As for gridlock, that was what the Founding Fathers were after. Gridlock is good for stock market returns, for example.

Obama's worst error was something not a lot of those highly paid hyperbolic commentators are going to talk about -- failing to move quickly in appointing people to the Fed vacancies. But monetary policy is not politically "sexy", merely important and difficult.

anotherpanacea said...

The whole point to Arrow's Impossibility Theorem is that neither left nor right claims to a mandate FROM ELECTIONS are legitimate, which is as often a problem for liberals as conservatives. However, claims to a mandate from polls may be more legitimate, even when the polls suggest those polled want contradictory or impossible things. That's the difference between legitimacy and justice, I guess.

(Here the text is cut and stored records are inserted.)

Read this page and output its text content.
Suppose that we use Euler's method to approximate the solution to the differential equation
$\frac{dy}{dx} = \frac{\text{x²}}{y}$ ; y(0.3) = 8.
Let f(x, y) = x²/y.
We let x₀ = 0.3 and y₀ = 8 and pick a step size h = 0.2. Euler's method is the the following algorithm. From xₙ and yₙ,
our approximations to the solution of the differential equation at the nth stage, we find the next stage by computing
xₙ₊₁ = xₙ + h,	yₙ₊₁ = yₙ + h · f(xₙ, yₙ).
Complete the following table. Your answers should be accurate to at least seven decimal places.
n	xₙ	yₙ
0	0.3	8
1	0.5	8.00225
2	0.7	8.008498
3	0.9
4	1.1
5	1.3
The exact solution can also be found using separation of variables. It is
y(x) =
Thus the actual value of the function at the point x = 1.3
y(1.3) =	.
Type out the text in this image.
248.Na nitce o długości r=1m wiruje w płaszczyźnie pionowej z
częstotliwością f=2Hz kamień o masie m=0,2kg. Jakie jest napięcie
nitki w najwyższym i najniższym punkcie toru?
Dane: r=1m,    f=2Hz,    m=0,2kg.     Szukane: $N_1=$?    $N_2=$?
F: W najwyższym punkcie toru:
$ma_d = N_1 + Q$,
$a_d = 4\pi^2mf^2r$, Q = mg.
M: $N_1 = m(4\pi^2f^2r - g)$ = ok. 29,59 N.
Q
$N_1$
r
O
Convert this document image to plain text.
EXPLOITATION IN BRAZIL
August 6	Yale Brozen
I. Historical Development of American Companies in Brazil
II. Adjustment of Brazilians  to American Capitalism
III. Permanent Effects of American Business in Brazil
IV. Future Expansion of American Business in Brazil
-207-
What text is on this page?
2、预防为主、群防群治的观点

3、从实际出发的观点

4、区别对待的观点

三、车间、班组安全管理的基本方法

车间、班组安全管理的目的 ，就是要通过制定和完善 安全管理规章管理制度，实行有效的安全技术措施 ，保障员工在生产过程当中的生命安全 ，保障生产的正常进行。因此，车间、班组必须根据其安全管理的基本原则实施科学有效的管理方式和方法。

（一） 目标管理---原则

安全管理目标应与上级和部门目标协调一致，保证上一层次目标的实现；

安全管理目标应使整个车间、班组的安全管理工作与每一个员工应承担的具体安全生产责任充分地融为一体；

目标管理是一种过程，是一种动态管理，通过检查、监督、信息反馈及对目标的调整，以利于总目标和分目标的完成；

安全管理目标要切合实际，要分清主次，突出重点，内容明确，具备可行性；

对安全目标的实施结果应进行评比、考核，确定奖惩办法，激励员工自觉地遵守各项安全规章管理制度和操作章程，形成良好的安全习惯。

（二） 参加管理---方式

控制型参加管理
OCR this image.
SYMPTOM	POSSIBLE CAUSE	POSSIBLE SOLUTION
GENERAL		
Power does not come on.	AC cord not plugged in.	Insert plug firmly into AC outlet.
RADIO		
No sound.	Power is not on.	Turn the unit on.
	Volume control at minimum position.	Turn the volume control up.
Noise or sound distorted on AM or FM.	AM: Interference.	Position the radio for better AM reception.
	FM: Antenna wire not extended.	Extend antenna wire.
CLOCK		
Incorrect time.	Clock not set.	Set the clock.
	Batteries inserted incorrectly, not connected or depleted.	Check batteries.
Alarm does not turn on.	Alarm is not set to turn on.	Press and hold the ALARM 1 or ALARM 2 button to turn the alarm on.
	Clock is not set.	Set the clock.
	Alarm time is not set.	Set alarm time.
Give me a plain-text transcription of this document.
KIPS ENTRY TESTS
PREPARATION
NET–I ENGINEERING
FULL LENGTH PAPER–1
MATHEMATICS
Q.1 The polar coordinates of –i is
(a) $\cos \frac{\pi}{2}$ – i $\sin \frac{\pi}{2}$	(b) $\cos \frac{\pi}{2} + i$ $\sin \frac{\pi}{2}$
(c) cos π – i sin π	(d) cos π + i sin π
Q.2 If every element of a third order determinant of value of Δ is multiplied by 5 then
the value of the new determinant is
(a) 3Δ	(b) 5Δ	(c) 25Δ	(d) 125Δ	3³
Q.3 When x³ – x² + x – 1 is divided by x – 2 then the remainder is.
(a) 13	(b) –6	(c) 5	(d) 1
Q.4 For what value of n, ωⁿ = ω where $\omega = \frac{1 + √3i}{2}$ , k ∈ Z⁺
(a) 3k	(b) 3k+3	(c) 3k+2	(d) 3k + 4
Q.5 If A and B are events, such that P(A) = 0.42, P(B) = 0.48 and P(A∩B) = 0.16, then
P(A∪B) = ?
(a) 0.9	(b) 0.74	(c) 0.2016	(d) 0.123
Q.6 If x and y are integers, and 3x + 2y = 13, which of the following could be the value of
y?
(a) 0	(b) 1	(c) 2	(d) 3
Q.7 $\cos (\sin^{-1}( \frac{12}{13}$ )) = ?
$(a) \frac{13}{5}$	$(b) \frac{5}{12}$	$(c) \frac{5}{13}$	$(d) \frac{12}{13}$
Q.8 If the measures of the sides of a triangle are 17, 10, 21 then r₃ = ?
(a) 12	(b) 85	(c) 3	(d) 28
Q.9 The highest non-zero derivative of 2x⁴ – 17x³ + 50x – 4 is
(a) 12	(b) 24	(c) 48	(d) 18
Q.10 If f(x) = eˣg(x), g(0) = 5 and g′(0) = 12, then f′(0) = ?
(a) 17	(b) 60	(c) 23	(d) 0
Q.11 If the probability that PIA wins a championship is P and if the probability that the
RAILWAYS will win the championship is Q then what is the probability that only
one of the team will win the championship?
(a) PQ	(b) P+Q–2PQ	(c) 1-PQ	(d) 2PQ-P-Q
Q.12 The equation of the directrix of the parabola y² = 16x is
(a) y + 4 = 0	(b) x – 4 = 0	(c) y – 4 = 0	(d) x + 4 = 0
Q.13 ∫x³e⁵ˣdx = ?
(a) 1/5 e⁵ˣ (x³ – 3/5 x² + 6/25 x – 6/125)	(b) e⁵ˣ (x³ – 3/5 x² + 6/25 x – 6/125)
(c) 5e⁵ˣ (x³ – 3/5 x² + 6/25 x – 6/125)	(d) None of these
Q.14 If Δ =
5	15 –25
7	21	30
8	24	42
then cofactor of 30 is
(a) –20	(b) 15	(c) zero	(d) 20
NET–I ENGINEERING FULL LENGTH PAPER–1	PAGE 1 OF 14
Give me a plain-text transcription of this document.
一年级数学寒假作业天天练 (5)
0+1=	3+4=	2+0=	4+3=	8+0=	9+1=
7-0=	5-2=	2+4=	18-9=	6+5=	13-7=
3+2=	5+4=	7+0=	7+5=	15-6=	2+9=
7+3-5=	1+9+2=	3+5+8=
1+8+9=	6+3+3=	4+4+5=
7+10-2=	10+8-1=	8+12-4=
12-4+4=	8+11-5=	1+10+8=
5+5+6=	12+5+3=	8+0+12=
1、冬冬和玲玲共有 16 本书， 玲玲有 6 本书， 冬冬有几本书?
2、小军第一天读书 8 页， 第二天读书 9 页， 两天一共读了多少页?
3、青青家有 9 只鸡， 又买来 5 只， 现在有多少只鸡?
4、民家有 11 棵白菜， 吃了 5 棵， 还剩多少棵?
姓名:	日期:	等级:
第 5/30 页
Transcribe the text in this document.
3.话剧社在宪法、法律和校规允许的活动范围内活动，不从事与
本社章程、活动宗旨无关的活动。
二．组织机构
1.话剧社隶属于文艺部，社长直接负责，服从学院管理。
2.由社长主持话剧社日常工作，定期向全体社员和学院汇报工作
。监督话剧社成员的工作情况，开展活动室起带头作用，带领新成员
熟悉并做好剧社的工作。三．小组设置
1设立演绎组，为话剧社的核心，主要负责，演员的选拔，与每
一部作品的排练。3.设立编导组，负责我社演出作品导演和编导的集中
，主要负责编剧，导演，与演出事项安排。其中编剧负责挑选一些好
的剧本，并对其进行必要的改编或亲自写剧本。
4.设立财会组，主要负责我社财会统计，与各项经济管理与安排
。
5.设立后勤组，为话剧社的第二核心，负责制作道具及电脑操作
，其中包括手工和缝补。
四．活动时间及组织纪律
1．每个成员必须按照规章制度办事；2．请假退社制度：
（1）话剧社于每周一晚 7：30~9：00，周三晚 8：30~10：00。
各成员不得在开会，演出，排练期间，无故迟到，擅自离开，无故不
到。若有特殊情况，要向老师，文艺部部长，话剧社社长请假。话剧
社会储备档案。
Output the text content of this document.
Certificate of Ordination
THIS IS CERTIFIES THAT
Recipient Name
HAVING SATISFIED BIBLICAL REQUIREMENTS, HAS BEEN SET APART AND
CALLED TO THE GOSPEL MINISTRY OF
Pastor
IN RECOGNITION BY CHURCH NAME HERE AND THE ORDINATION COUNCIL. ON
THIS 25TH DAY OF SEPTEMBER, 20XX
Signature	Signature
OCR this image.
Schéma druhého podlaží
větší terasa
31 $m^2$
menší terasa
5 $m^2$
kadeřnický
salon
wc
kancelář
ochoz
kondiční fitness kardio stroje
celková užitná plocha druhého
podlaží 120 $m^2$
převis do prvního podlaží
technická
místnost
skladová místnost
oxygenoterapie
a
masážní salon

By the way, the data about stock returns is far from clear in the modern period of partisan division.

DOCTOR J said...

@Lorenzo: For what it's worth, I don't think I've ever claimed that the Left enjoyed a "madate" from any election win. And I also agree that obstructionism is obstructionism, full stop.

However, I also don't think that what the Founding Fathers were looking for was "gridlock." Checks and balances? Yes. A protection for the minority against the capriciousness of the majority? Yes. But "gridlock"? No way.

Sure, I'll agree that economic policy is not "sexy," at least not to me, but that's mostly because I don't understand many of its nuances. That doesn't mean I don't agree that it's important.

I can only assume that your jab at "academics and intellectuals" is meant to include me... though I would (humbly) protest that I bear little resemblance to your characterizations of them here.